Look beyond GM assembly to new future
While we are pleased to see the work stoppage at General Motors approaching a conclusion, like most residents in the Mahoning Valley, we are saddened and disturbed that the contract also brings a finality to GM’s Lordstown complex.
Terms of the tentative four-year agreement reached last week between United Auto Workers and General Motors were spelled out Thursday in details that indicated the Lordstown assembly plant will close for sure.
Local union and other officials had held out some hope that labor bargainers could convince GM to assign a new vehicle production line to the massive facility that went idle here in March.
While the news hit hard, few likely were shocked that GM has no intentions of reopening the facility. In fact, it has been anticipated for several months, since the company halted production of the locally built Chevy Cruze and idled the plant that has provided jobs and stable retirements to so many workers in our Valley.
But as many dwell on what has been lost, we must try hard to move past that and focus on opportunities in our future.
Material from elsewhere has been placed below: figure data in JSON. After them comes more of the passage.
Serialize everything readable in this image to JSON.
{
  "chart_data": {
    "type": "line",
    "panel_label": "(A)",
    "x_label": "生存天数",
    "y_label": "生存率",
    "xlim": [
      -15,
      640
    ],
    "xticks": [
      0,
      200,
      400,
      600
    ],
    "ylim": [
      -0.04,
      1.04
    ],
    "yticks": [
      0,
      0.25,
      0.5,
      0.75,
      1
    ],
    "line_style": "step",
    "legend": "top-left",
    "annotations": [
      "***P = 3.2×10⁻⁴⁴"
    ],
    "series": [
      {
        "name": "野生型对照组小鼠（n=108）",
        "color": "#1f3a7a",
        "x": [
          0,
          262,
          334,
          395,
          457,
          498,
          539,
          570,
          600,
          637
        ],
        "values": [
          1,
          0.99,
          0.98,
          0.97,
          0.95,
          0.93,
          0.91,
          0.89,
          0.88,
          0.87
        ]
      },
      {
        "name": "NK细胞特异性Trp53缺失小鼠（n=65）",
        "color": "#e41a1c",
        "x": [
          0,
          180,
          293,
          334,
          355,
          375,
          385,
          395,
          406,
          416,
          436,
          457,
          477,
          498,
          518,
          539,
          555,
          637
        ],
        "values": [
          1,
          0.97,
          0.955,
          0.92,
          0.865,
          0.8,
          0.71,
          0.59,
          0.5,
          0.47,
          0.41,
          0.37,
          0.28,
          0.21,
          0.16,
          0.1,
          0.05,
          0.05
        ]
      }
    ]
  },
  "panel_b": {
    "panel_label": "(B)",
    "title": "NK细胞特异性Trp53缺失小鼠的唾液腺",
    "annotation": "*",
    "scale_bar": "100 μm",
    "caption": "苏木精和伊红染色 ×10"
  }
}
Details posted to the UAW website contain no mention of GM’s offer to locate a battery cell production line in or near Lordstown — a proposal that leaked early in bargaining. GM in a recent statement reinforced its commitment to future investment and local jobs.
“Projects planned for the Mahoning Valley include the opportunity to bring battery cell production to the area, which would create approximately 1,000 manufacturing jobs, as well as the sale of the GM Lordstown Complex to Lordstown Motors Corp., a new company that plans to build electric pickups for commercial fleet customers,” a GM spokesman said.
Jobs are expected to be in the neighborhood of $17 per hour.
Certainly, we understand that is well below current UAW wages that reach $30 per hour.
But at the end of the day, the idea of 1,000 UAW-represented jobs at $17 per hour is so much better than if the automaker had walked away.
In fact, the opportunity to build battery cells for the up-and-coming electric vehicle market is no less than huge for our Valley and Ohio because it guarantees a local role in the bright future of this industry.
To be connected now to the future of electric automobiles is, in a word, wonderful.
Along with those 1,000 jobs, Lordstown Motors Corp. is anticipating hiring some 400 workers for an electric vehicle truck plant, expected to move into some of the now-vacant GM Lordstown facility. Lordstown Motors CEO Steve Burns said recently that he remains targeted on a production start date of late 2020 for the EV truck that’s been named Endurance.
That company has ties to Cincinnati-based Workhorse Group Inc., which was founded by Burns. Workhorse, on the short list of companies in the running for a multibillion dollar contract to provide electric delivery vehicles for the U.S. Postal Service, would hold a minority stake in Lordstown Motors.
Couple all that with the hundreds of projected jobs expected to come with the opening of the new HomeGoods regional distribution center, also under construction in Lordstown, and residents should remain hopeful on the future of our local area.
That $140 million to $170 million HomeGoods construction project is well underway and expected to bring about 1,000 new jobs to Lordstown with a payroll of about $27 million annually.
Yes, it is hard to see GM close the door on local vehicle assembly. But we must remain focused and positive on new growth and development in our future.